Scientific Advisory Board
François Bellamy, PhD
Expertise in drug discovery & preclinical development
François Bellamy is a medicinal chemist with 40 years of experience in Medicinal Chemistry, Drug Discovery and Preclinical Development within the pharmaceutical industry and small start-up companies. Before joining the pharmaceutical industry he dedicated 9 years to academic research. His research activities cover various therapeutic areas including cardiovascular diseases, immunology, neuroprotection, anti-viral and anti-cancer. He was responsible for the filing of over 60 international patents, among which 20 as an inventor. He published more than 60 papers in peer reviewed journals and delivered over 100 talks around the world. Under his supervision, 19 New Chemical Entities (NECs) have been launched into preclinical development, all of which entered clinical development: 13 progressed to Phase II studies, one repositioned drug, while 3 have been studied in Phase III; one was approved by EMA (2008) and FDA (2010) as a veterinary medicine (anticancer in dogs) and is currently awaiting approval from EMA for human use. Three have been submitted for registration.

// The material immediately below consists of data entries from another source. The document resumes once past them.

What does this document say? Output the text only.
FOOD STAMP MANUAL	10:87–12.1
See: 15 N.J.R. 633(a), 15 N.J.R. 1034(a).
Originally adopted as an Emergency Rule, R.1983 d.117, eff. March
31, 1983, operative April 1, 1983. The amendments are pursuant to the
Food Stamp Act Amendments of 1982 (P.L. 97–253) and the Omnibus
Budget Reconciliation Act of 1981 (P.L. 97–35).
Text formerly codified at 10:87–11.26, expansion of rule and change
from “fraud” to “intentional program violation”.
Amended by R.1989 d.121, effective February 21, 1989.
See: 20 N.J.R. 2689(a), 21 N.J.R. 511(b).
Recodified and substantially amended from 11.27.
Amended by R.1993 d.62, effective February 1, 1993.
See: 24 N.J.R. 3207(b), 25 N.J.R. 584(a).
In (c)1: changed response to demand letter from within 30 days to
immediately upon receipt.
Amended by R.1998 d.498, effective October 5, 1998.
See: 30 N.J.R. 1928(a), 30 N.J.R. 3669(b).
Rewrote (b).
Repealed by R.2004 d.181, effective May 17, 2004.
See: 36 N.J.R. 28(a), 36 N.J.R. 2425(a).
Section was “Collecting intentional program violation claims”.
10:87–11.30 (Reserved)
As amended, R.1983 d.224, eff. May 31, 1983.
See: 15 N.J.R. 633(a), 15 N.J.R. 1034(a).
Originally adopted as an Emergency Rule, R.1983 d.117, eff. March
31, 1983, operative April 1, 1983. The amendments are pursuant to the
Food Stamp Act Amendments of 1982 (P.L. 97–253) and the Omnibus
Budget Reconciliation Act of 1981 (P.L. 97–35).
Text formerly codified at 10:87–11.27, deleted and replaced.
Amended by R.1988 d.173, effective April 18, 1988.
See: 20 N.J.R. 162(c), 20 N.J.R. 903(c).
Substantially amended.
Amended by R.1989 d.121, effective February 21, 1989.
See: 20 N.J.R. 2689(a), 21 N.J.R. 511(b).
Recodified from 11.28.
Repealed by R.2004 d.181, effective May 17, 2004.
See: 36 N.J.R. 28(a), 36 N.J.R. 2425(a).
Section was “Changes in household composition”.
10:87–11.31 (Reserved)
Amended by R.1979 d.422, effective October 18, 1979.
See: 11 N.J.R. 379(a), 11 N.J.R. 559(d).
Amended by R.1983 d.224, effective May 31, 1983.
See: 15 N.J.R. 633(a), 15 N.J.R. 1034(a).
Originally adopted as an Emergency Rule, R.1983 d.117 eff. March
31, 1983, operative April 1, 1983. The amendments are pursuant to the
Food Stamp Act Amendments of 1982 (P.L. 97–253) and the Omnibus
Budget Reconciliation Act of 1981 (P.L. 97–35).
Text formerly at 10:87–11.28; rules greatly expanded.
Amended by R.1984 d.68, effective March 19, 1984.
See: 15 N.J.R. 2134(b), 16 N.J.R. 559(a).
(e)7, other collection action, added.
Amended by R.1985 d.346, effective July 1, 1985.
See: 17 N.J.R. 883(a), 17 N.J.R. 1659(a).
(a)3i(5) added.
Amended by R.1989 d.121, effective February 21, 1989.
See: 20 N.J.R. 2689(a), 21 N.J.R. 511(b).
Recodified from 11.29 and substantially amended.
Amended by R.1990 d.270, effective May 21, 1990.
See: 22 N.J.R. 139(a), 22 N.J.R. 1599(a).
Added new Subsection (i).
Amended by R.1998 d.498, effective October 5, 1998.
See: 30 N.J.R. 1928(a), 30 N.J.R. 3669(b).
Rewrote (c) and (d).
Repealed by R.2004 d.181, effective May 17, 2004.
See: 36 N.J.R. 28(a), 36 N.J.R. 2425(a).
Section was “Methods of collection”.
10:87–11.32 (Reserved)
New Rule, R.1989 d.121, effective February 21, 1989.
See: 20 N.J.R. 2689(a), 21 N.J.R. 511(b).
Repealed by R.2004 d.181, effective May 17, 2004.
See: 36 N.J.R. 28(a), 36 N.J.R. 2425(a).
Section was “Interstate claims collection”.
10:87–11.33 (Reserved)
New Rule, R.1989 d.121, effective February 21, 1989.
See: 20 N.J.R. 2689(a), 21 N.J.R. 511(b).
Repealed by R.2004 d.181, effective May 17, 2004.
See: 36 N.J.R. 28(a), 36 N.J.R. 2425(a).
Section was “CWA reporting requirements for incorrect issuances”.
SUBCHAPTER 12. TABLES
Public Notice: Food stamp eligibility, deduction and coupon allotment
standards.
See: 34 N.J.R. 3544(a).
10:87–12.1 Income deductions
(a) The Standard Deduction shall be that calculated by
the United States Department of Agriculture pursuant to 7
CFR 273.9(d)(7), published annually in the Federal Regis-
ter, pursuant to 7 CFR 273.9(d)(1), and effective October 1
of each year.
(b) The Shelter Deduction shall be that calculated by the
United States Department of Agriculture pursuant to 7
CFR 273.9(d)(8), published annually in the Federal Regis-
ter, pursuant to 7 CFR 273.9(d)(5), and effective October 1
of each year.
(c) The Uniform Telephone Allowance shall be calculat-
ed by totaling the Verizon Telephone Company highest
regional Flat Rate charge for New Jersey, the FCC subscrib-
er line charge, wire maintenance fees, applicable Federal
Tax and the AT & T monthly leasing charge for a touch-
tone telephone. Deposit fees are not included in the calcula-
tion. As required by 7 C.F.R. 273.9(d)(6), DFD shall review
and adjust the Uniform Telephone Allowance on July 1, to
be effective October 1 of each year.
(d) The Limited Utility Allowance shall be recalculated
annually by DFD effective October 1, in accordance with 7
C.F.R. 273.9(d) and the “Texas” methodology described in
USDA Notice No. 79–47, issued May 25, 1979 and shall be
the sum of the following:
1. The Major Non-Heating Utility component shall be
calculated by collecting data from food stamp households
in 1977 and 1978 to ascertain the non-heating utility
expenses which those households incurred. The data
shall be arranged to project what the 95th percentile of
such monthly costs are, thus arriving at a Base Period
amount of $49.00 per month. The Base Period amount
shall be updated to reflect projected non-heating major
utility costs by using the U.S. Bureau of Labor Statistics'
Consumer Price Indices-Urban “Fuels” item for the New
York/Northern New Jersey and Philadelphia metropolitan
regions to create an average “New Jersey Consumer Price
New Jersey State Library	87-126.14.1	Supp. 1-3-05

Noelle Callizot, PharmD, PhD
Expertise in drug development in neurodegenerative diseases
Noelle Callizot has a large experience in preclinical development of neuro-compounds with an expertise in neuro-degenerative diseases. Noelle has more than 15 years’ experience in the pharmaceutical development of drug in orphan neuromuscular diseases (3 molecules in ALS and CMT) as well as in Alzheimer and Parkinson diseases. Noelle is co-founder and Chief Scientific Officer (CSO) of NeuroSys (France). Before joining NeuroSys, Noelle was president and CSO of NeuraDom (France), CSO of Neuron Experts (France) and neuro-pharmacology director of Phytopharm Ltd (Cambridge UK). Noelle was also the co-founder, CSO and business development director of Neurofit SAS (France). She is the current president of the “Pharmacological therapy and translational research” commission of AFM-Téléthon (French association of rare neuromuscular disease, Paris) and a permanent member of AFM-Téléthon scientific board member.
Lucia Notterpek, PhD
Expertise in demyelinating disorders CMT & Multiple Sclerosis
Dr. Lucia Notterpek is Professor and Associate Dean, Department of Physiology and Cell Biology, School of Medicine, University of Nevada, Reno, Nevada. Dr. Notterpek investigates how the loss of glial insulation around axons, called myelin, contributes to the pathogenesis of hereditary and age-related neural disorders. Diseases linked with defects in myelin include peripheral neuropathies, such as Charcot-Marie-Tooth diseases and multiple sclerosis. Recent studies also suggest an involvement of myelin damage in the painful symptoms of trigeminal neuralgia. Current research is focused on understanding the subcellular changes within neural cells that underlie the progressive nature of these disorders and normal aging-associated myelin degeneration. A major effort of Dr. Notterpek’s lab focuses on approaches to maintain healthy myelin during lifespan and/or restore it in disease paradigms. She has authored and co-authored over 70 publications, reviews and book chapters. She currently serves as the Chief Science Officer for the Hereditary Neuropathy Foundation, New York. The NIH, the National Muscular Dystrophy Association, the National Multiple Sclerosis Society, the Facial Pain Foundation and the Hereditary Neuropathy Foundation have supported her research efforts.
Maurizio D’Antonio, PhD
Expertise in PPP1R15A, Charcot-Marie-Tooth & neurodegenerative diseases
Maurizio D’Antonio is the Group Leader (Biology of Myelin Unit) of Division of Genetics and Cell Biology at the San Raffaele Scientific Institute in Milan, Italy. He graduated in Molecular Biology from the University of Milan in 1998. He then moved to University College London (UCL), UK, in the laboratory of Prof. Kristjan Jessen and Rhona Mirsky, where he obtained his PhD in 2005 working on fundamental mechanism of Schwann cell development and myelination. He then moved back to Italy, for a postdoctoral fellowship in the laboratory of Dr. L. Wrabetz, at the S. Raffaele Scientific Institute (DIBIT), where he developed mouse models for the study of hereditary neuropathies. Since December 2014 he coordinates the Biology of Myelin Unit. Maurizio has a long standing interest in myelination, and has been using transgenic mice as models to understand the pathomechanisms of demyelinating Charcot-Marie-Tooth (CMT) disease. His work has been pivotal in identifying the activation of the unfolded protein response (UPR) as a key mechanism for many CMT mutations, and his laboratory is now devoted to understand how myelin protein misfolding can cause disease, and how the UPR can be targeted for therapeutic intervention.